The Continuous Impact of Young-Adult Fiction on Teenagers

I’ve always been a strong believer in the idea that media can both change and save a person’s life. When I was 15 and 16, I struggled with depression and anxiety. I found solace in films, music, and, most importantly, books. I lost myself in fictional worlds and, in the midst of my darkest year, finished more than eighty books and poured my soul out online by way of my own personal book review blog. That was a little over four years ago, and although I still consider myself an avid reader, my tastes have largely evolved from young-adult fiction to horror and romance books (quite the contradictory taste, huh?). To be honest, I hadn’t really thought a lot about young-adult fiction until flipping through the schedule for the Portland Book Festival. When I saw Rainbow Rowell was attending and partaking in several panels during the day, I flashed back to my book review days when her works were some of the many I consumed and reviewed. I instantly knew I wanted to attend to see how the young-adult genre had changed, and whether it was still as relevant as it had been several years ago.  

My first realization that the young-adult genre has continued to thrive, and not just thrive but expand significantly, was the two-block line of young teens waiting for the day’s YA panel. The excitement in the air was electric and became even more magnified as time passed. The venue the panel was held at had a max capacity of 350 people– a cap that was completely filled by the time the event started. Although I had known young-adult fiction was still prevalent, I was shocked to see how many teens were in attendance. Just four short years ago, events like this would’ve had perhaps half of the crowd size. To see that the YA genre had not only grown exponentially, but that it very clearly meant something pivotal to its readers, was a heart-warming realization. 

Although most of the content of the panel was slightly lost on me since I’ve delved far from the YA realm, I still thoroughly enjoyed myself. Rainbow Rowell was a delight, and clearly knew how to make her audience feel safe and welcome. I saw myself in many of the young girls attending the panel—from the frizzy hair and braces, to the awkward anxious twitching, and sheer bubbling excitement to be in the same room as an author who wrote something that feels like a part of your soul—every aspect of my 15-year-old self was reflected back at me. There was one girl in particular in the far back who touched my heart. She was so excited to have the opportunity to speak that half of her time spent with the microphone consisted of her incoherently squealing about how much Carry On meant to her, to the point where she nearly forgot she was supposed to ask Rowell a question. It was such a distinct me moment that I couldn’t help but grin; at 17, I got to meet one of my favorite authors and made a fool of myself as I exuberantly wheezed about my love of one of her characters. There is just something so tremendously powerful about the love that exists between teenage readers and the books they read that give them solace. The amount of broken, battered copies of Rowell’s books that I saw in just the few rows next to me, spoke volumes about how important her work was to all of those in attendance. 

My departure from the young-adult genre has made me no less fond of YA books.
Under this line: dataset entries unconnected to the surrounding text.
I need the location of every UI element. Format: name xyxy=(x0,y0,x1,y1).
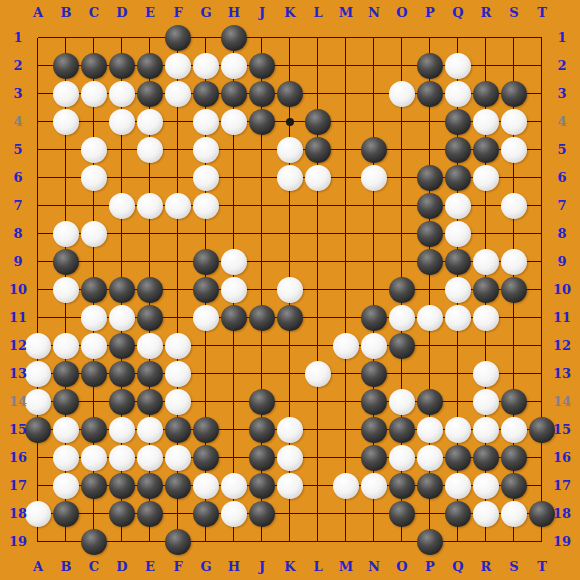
intersection-L6[interactable] xyxy=(304,164,332,192)
intersection-N3[interactable] xyxy=(360,80,388,108)
intersection-Q7[interactable] xyxy=(444,192,472,220)
intersection-J9[interactable] xyxy=(248,248,276,276)
intersection-S14[interactable] xyxy=(500,388,528,416)
intersection-N18[interactable] xyxy=(360,500,388,528)
intersection-F7[interactable] xyxy=(164,192,192,220)
intersection-Q2[interactable] xyxy=(444,52,472,80)
intersection-P12[interactable] xyxy=(416,332,444,360)
intersection-N6[interactable] xyxy=(360,164,388,192)
intersection-L13[interactable] xyxy=(304,360,332,388)
intersection-C18[interactable] xyxy=(80,500,108,528)
intersection-O2[interactable] xyxy=(388,52,416,80)
intersection-S6[interactable] xyxy=(500,164,528,192)
intersection-C10[interactable] xyxy=(80,276,108,304)
intersection-H13[interactable] xyxy=(220,360,248,388)
intersection-J14[interactable] xyxy=(248,388,276,416)
intersection-G14[interactable] xyxy=(192,388,220,416)
intersection-K18[interactable] xyxy=(276,500,304,528)
intersection-G16[interactable] xyxy=(192,444,220,472)
intersection-K9[interactable] xyxy=(276,248,304,276)
intersection-C15[interactable] xyxy=(80,416,108,444)
intersection-P16[interactable] xyxy=(416,444,444,472)
intersection-P13[interactable] xyxy=(416,360,444,388)
intersection-B4[interactable] xyxy=(52,108,80,136)
intersection-H5[interactable] xyxy=(220,136,248,164)
intersection-E14[interactable] xyxy=(136,388,164,416)
intersection-K19[interactable] xyxy=(276,528,304,556)
intersection-G1[interactable] xyxy=(192,24,220,52)
intersection-O1[interactable] xyxy=(388,24,416,52)
intersection-Q19[interactable] xyxy=(444,528,472,556)
intersection-J8[interactable] xyxy=(248,220,276,248)
intersection-Q14[interactable] xyxy=(444,388,472,416)
intersection-D9[interactable] xyxy=(108,248,136,276)
intersection-S8[interactable] xyxy=(500,220,528,248)
intersection-G18[interactable] xyxy=(192,500,220,528)
intersection-Q3[interactable] xyxy=(444,80,472,108)
intersection-J2[interactable] xyxy=(248,52,276,80)
intersection-E12[interactable] xyxy=(136,332,164,360)
intersection-E5[interactable] xyxy=(136,136,164,164)
intersection-B19[interactable] xyxy=(52,528,80,556)
intersection-H7[interactable] xyxy=(220,192,248,220)
intersection-J19[interactable] xyxy=(248,528,276,556)
intersection-R13[interactable] xyxy=(472,360,500,388)
intersection-G17[interactable] xyxy=(192,472,220,500)
intersection-Q6[interactable] xyxy=(444,164,472,192)
intersection-L14[interactable] xyxy=(304,388,332,416)
intersection-S15[interactable] xyxy=(500,416,528,444)
intersection-J17[interactable] xyxy=(248,472,276,500)
intersection-P8[interactable] xyxy=(416,220,444,248)
intersection-F15[interactable] xyxy=(164,416,192,444)
intersection-G5[interactable] xyxy=(192,136,220,164)
intersection-B3[interactable] xyxy=(52,80,80,108)
intersection-E11[interactable] xyxy=(136,304,164,332)
intersection-O8[interactable] xyxy=(388,220,416,248)
intersection-G9[interactable] xyxy=(192,248,220,276)
intersection-H16[interactable] xyxy=(220,444,248,472)
intersection-N16[interactable] xyxy=(360,444,388,472)
intersection-H2[interactable] xyxy=(220,52,248,80)
intersection-P11[interactable] xyxy=(416,304,444,332)
intersection-Q13[interactable] xyxy=(444,360,472,388)
intersection-N13[interactable] xyxy=(360,360,388,388)
intersection-P1[interactable] xyxy=(416,24,444,52)
intersection-S4[interactable] xyxy=(500,108,528,136)
intersection-Q4[interactable] xyxy=(444,108,472,136)
intersection-Q1[interactable] xyxy=(444,24,472,52)
intersection-O5[interactable] xyxy=(388,136,416,164)
intersection-N1[interactable] xyxy=(360,24,388,52)
intersection-E18[interactable] xyxy=(136,500,164,528)
intersection-J7[interactable] xyxy=(248,192,276,220)
intersection-D18[interactable] xyxy=(108,500,136,528)
intersection-D14[interactable] xyxy=(108,388,136,416)
intersection-M4[interactable] xyxy=(332,108,360,136)
intersection-B14[interactable] xyxy=(52,388,80,416)
intersection-M16[interactable] xyxy=(332,444,360,472)
intersection-D15[interactable] xyxy=(108,416,136,444)
intersection-M13[interactable] xyxy=(332,360,360,388)
intersection-J1[interactable] xyxy=(248,24,276,52)
intersection-D6[interactable] xyxy=(108,164,136,192)
intersection-M7[interactable] xyxy=(332,192,360,220)
intersection-K10[interactable] xyxy=(276,276,304,304)
intersection-G10[interactable] xyxy=(192,276,220,304)
intersection-O3[interactable] xyxy=(388,80,416,108)
intersection-J5[interactable] xyxy=(248,136,276,164)
intersection-C5[interactable] xyxy=(80,136,108,164)
intersection-D13[interactable] xyxy=(108,360,136,388)
intersection-R10[interactable] xyxy=(472,276,500,304)
intersection-M8[interactable] xyxy=(332,220,360,248)
intersection-S9[interactable] xyxy=(500,248,528,276)
intersection-F5[interactable] xyxy=(164,136,192,164)
intersection-F1[interactable] xyxy=(164,24,192,52)
intersection-S12[interactable] xyxy=(500,332,528,360)
intersection-N10[interactable] xyxy=(360,276,388,304)
intersection-O15[interactable] xyxy=(388,416,416,444)
intersection-O11[interactable] xyxy=(388,304,416,332)
intersection-R6[interactable] xyxy=(472,164,500,192)
intersection-E13[interactable] xyxy=(136,360,164,388)
intersection-R12[interactable] xyxy=(472,332,500,360)
intersection-S5[interactable] xyxy=(500,136,528,164)
intersection-B9[interactable] xyxy=(52,248,80,276)
intersection-Q12[interactable] xyxy=(444,332,472,360)
intersection-K4[interactable] xyxy=(276,108,304,136)
intersection-E9[interactable] xyxy=(136,248,164,276)
intersection-B11[interactable] xyxy=(52,304,80,332)
intersection-F14[interactable] xyxy=(164,388,192,416)
intersection-P7[interactable] xyxy=(416,192,444,220)
intersection-D12[interactable] xyxy=(108,332,136,360)
intersection-K7[interactable] xyxy=(276,192,304,220)
intersection-O10[interactable] xyxy=(388,276,416,304)
intersection-J12[interactable] xyxy=(248,332,276,360)
intersection-F9[interactable] xyxy=(164,248,192,276)
intersection-M17[interactable] xyxy=(332,472,360,500)
intersection-N8[interactable] xyxy=(360,220,388,248)
intersection-L12[interactable] xyxy=(304,332,332,360)
intersection-O7[interactable] xyxy=(388,192,416,220)
intersection-F13[interactable] xyxy=(164,360,192,388)
intersection-F2[interactable] xyxy=(164,52,192,80)
intersection-D2[interactable] xyxy=(108,52,136,80)
intersection-C9[interactable] xyxy=(80,248,108,276)
intersection-B6[interactable] xyxy=(52,164,80,192)
intersection-D8[interactable] xyxy=(108,220,136,248)
intersection-J16[interactable] xyxy=(248,444,276,472)
intersection-C12[interactable] xyxy=(80,332,108,360)
intersection-N2[interactable] xyxy=(360,52,388,80)
intersection-M11[interactable] xyxy=(332,304,360,332)
intersection-Q16[interactable] xyxy=(444,444,472,472)
intersection-G13[interactable] xyxy=(192,360,220,388)
intersection-B5[interactable] xyxy=(52,136,80,164)
intersection-S19[interactable] xyxy=(500,528,528,556)
intersection-H11[interactable] xyxy=(220,304,248,332)
intersection-K12[interactable] xyxy=(276,332,304,360)
intersection-D17[interactable] xyxy=(108,472,136,500)
intersection-P6[interactable] xyxy=(416,164,444,192)
intersection-R11[interactable] xyxy=(472,304,500,332)
intersection-C14[interactable] xyxy=(80,388,108,416)
intersection-O17[interactable] xyxy=(388,472,416,500)
intersection-H9[interactable] xyxy=(220,248,248,276)
intersection-N5[interactable] xyxy=(360,136,388,164)
intersection-R14[interactable] xyxy=(472,388,500,416)
intersection-O6[interactable] xyxy=(388,164,416,192)
intersection-B15[interactable] xyxy=(52,416,80,444)
intersection-E3[interactable] xyxy=(136,80,164,108)
intersection-P10[interactable] xyxy=(416,276,444,304)
intersection-S3[interactable] xyxy=(500,80,528,108)
intersection-S10[interactable] xyxy=(500,276,528,304)
intersection-R5[interactable] xyxy=(472,136,500,164)
intersection-K5[interactable] xyxy=(276,136,304,164)
intersection-H6[interactable] xyxy=(220,164,248,192)
intersection-R1[interactable] xyxy=(472,24,500,52)
intersection-O13[interactable] xyxy=(388,360,416,388)
intersection-H19[interactable] xyxy=(220,528,248,556)
intersection-S18[interactable] xyxy=(500,500,528,528)
intersection-Q5[interactable] xyxy=(444,136,472,164)
intersection-L7[interactable] xyxy=(304,192,332,220)
intersection-C13[interactable] xyxy=(80,360,108,388)
intersection-L5[interactable] xyxy=(304,136,332,164)
intersection-M1[interactable] xyxy=(332,24,360,52)
intersection-H12[interactable] xyxy=(220,332,248,360)
intersection-L4[interactable] xyxy=(304,108,332,136)
intersection-D3[interactable] xyxy=(108,80,136,108)
intersection-C8[interactable] xyxy=(80,220,108,248)
intersection-K8[interactable] xyxy=(276,220,304,248)
intersection-E8[interactable] xyxy=(136,220,164,248)
intersection-C2[interactable] xyxy=(80,52,108,80)
intersection-F18[interactable] xyxy=(164,500,192,528)
intersection-R8[interactable] xyxy=(472,220,500,248)
intersection-E1[interactable] xyxy=(136,24,164,52)
intersection-G11[interactable] xyxy=(192,304,220,332)
intersection-K6[interactable] xyxy=(276,164,304,192)
intersection-O12[interactable] xyxy=(388,332,416,360)
intersection-J6[interactable] xyxy=(248,164,276,192)
intersection-B1[interactable] xyxy=(52,24,80,52)
intersection-S7[interactable] xyxy=(500,192,528,220)
intersection-H14[interactable] xyxy=(220,388,248,416)
intersection-G3[interactable] xyxy=(192,80,220,108)
intersection-C1[interactable] xyxy=(80,24,108,52)
intersection-K11[interactable] xyxy=(276,304,304,332)
intersection-Q10[interactable] xyxy=(444,276,472,304)
intersection-L1[interactable] xyxy=(304,24,332,52)
intersection-F17[interactable] xyxy=(164,472,192,500)
intersection-C4[interactable] xyxy=(80,108,108,136)
intersection-E19[interactable] xyxy=(136,528,164,556)
intersection-D4[interactable] xyxy=(108,108,136,136)
intersection-Q9[interactable] xyxy=(444,248,472,276)
intersection-K15[interactable] xyxy=(276,416,304,444)
intersection-L15[interactable] xyxy=(304,416,332,444)
intersection-M2[interactable] xyxy=(332,52,360,80)
intersection-H10[interactable] xyxy=(220,276,248,304)
intersection-R15[interactable] xyxy=(472,416,500,444)
intersection-R3[interactable] xyxy=(472,80,500,108)
intersection-C7[interactable] xyxy=(80,192,108,220)
intersection-R2[interactable] xyxy=(472,52,500,80)
intersection-P18[interactable] xyxy=(416,500,444,528)
intersection-L3[interactable] xyxy=(304,80,332,108)
intersection-S11[interactable] xyxy=(500,304,528,332)
intersection-K17[interactable] xyxy=(276,472,304,500)
intersection-B12[interactable] xyxy=(52,332,80,360)
intersection-L8[interactable] xyxy=(304,220,332,248)
intersection-L2[interactable] xyxy=(304,52,332,80)
intersection-S2[interactable] xyxy=(500,52,528,80)
intersection-P5[interactable] xyxy=(416,136,444,164)
intersection-S16[interactable] xyxy=(500,444,528,472)
intersection-B16[interactable] xyxy=(52,444,80,472)
intersection-B2[interactable] xyxy=(52,52,80,80)
intersection-H17[interactable] xyxy=(220,472,248,500)
intersection-N9[interactable] xyxy=(360,248,388,276)
intersection-D19[interactable] xyxy=(108,528,136,556)
intersection-J4[interactable] xyxy=(248,108,276,136)
intersection-N19[interactable] xyxy=(360,528,388,556)
intersection-G4[interactable] xyxy=(192,108,220,136)
intersection-E10[interactable] xyxy=(136,276,164,304)
intersection-L19[interactable] xyxy=(304,528,332,556)
intersection-R19[interactable] xyxy=(472,528,500,556)
intersection-J10[interactable] xyxy=(248,276,276,304)
intersection-O14[interactable] xyxy=(388,388,416,416)
intersection-K13[interactable] xyxy=(276,360,304,388)
intersection-K3[interactable] xyxy=(276,80,304,108)
intersection-G12[interactable] xyxy=(192,332,220,360)
intersection-R17[interactable] xyxy=(472,472,500,500)
intersection-Q8[interactable] xyxy=(444,220,472,248)
intersection-E7[interactable] xyxy=(136,192,164,220)
intersection-P9[interactable] xyxy=(416,248,444,276)
intersection-K1[interactable] xyxy=(276,24,304,52)
intersection-C17[interactable] xyxy=(80,472,108,500)
intersection-L16[interactable] xyxy=(304,444,332,472)
intersection-R16[interactable] xyxy=(472,444,500,472)
intersection-M15[interactable] xyxy=(332,416,360,444)
intersection-D5[interactable] xyxy=(108,136,136,164)
intersection-L18[interactable] xyxy=(304,500,332,528)
intersection-P17[interactable] xyxy=(416,472,444,500)
intersection-M10[interactable] xyxy=(332,276,360,304)
intersection-F8[interactable] xyxy=(164,220,192,248)
intersection-H15[interactable] xyxy=(220,416,248,444)
intersection-O18[interactable] xyxy=(388,500,416,528)
intersection-N17[interactable] xyxy=(360,472,388,500)
intersection-C19[interactable] xyxy=(80,528,108,556)
intersection-O19[interactable] xyxy=(388,528,416,556)
intersection-G19[interactable] xyxy=(192,528,220,556)
intersection-B7[interactable] xyxy=(52,192,80,220)
intersection-J18[interactable] xyxy=(248,500,276,528)
intersection-H4[interactable] xyxy=(220,108,248,136)
intersection-J13[interactable] xyxy=(248,360,276,388)
intersection-O9[interactable] xyxy=(388,248,416,276)
intersection-G8[interactable] xyxy=(192,220,220,248)
intersection-M18[interactable] xyxy=(332,500,360,528)
intersection-Q18[interactable] xyxy=(444,500,472,528)
intersection-H1[interactable] xyxy=(220,24,248,52)
intersection-J15[interactable] xyxy=(248,416,276,444)
intersection-D11[interactable] xyxy=(108,304,136,332)
intersection-L10[interactable] xyxy=(304,276,332,304)
intersection-R9[interactable] xyxy=(472,248,500,276)
intersection-N4[interactable] xyxy=(360,108,388,136)
intersection-C3[interactable] xyxy=(80,80,108,108)
intersection-Q15[interactable] xyxy=(444,416,472,444)
intersection-Q11[interactable] xyxy=(444,304,472,332)
intersection-E15[interactable] xyxy=(136,416,164,444)
intersection-L11[interactable] xyxy=(304,304,332,332)
intersection-G6[interactable] xyxy=(192,164,220,192)
intersection-P15[interactable] xyxy=(416,416,444,444)
intersection-H18[interactable] xyxy=(220,500,248,528)
intersection-P14[interactable] xyxy=(416,388,444,416)
intersection-S13[interactable] xyxy=(500,360,528,388)
intersection-M9[interactable] xyxy=(332,248,360,276)
intersection-K14[interactable] xyxy=(276,388,304,416)
intersection-N7[interactable] xyxy=(360,192,388,220)
intersection-B13[interactable] xyxy=(52,360,80,388)
intersection-M14[interactable] xyxy=(332,388,360,416)
intersection-P4[interactable] xyxy=(416,108,444,136)
intersection-R18[interactable] xyxy=(472,500,500,528)
intersection-G7[interactable] xyxy=(192,192,220,220)
intersection-H8[interactable] xyxy=(220,220,248,248)
intersection-D7[interactable] xyxy=(108,192,136,220)
intersection-M5[interactable] xyxy=(332,136,360,164)
intersection-F19[interactable] xyxy=(164,528,192,556)
intersection-S17[interactable] xyxy=(500,472,528,500)
intersection-Q17[interactable] xyxy=(444,472,472,500)
intersection-F16[interactable] xyxy=(164,444,192,472)
intersection-P19[interactable] xyxy=(416,528,444,556)
intersection-P2[interactable] xyxy=(416,52,444,80)
intersection-O16[interactable] xyxy=(388,444,416,472)
intersection-D1[interactable] xyxy=(108,24,136,52)
intersection-F11[interactable] xyxy=(164,304,192,332)
intersection-E17[interactable] xyxy=(136,472,164,500)
intersection-D10[interactable] xyxy=(108,276,136,304)
intersection-B18[interactable] xyxy=(52,500,80,528)
intersection-R4[interactable] xyxy=(472,108,500,136)
intersection-G2[interactable] xyxy=(192,52,220,80)
intersection-R7[interactable] xyxy=(472,192,500,220)
intersection-F3[interactable] xyxy=(164,80,192,108)
intersection-K16[interactable] xyxy=(276,444,304,472)
intersection-L9[interactable] xyxy=(304,248,332,276)
intersection-J3[interactable] xyxy=(248,80,276,108)
intersection-S1[interactable] xyxy=(500,24,528,52)
intersection-B8[interactable] xyxy=(52,220,80,248)
intersection-D16[interactable] xyxy=(108,444,136,472)
intersection-M19[interactable] xyxy=(332,528,360,556)
intersection-C6[interactable] xyxy=(80,164,108,192)
intersection-N14[interactable] xyxy=(360,388,388,416)
intersection-E16[interactable] xyxy=(136,444,164,472)
intersection-L17[interactable] xyxy=(304,472,332,500)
I still herald many of the ones I read during my formative years, and several of them are still placed lovingly on my “favorites” shelf at home. My younger self could never have imagined the genre growing so vastly, nor could she have foreseen the way in which it would continue to impact a younger generation, just as it did for her. The sparkle I saw in the eyes of every young teenager in that venue filled me with enough joy to last a lifetime. I can only imagine the struggles that some of them are facing at this moment. I’m so thankful young adult books continue to thrive and be available for teens to find comfort in. It’s a testament to the power of words, and the healing that can come from fictional worlds.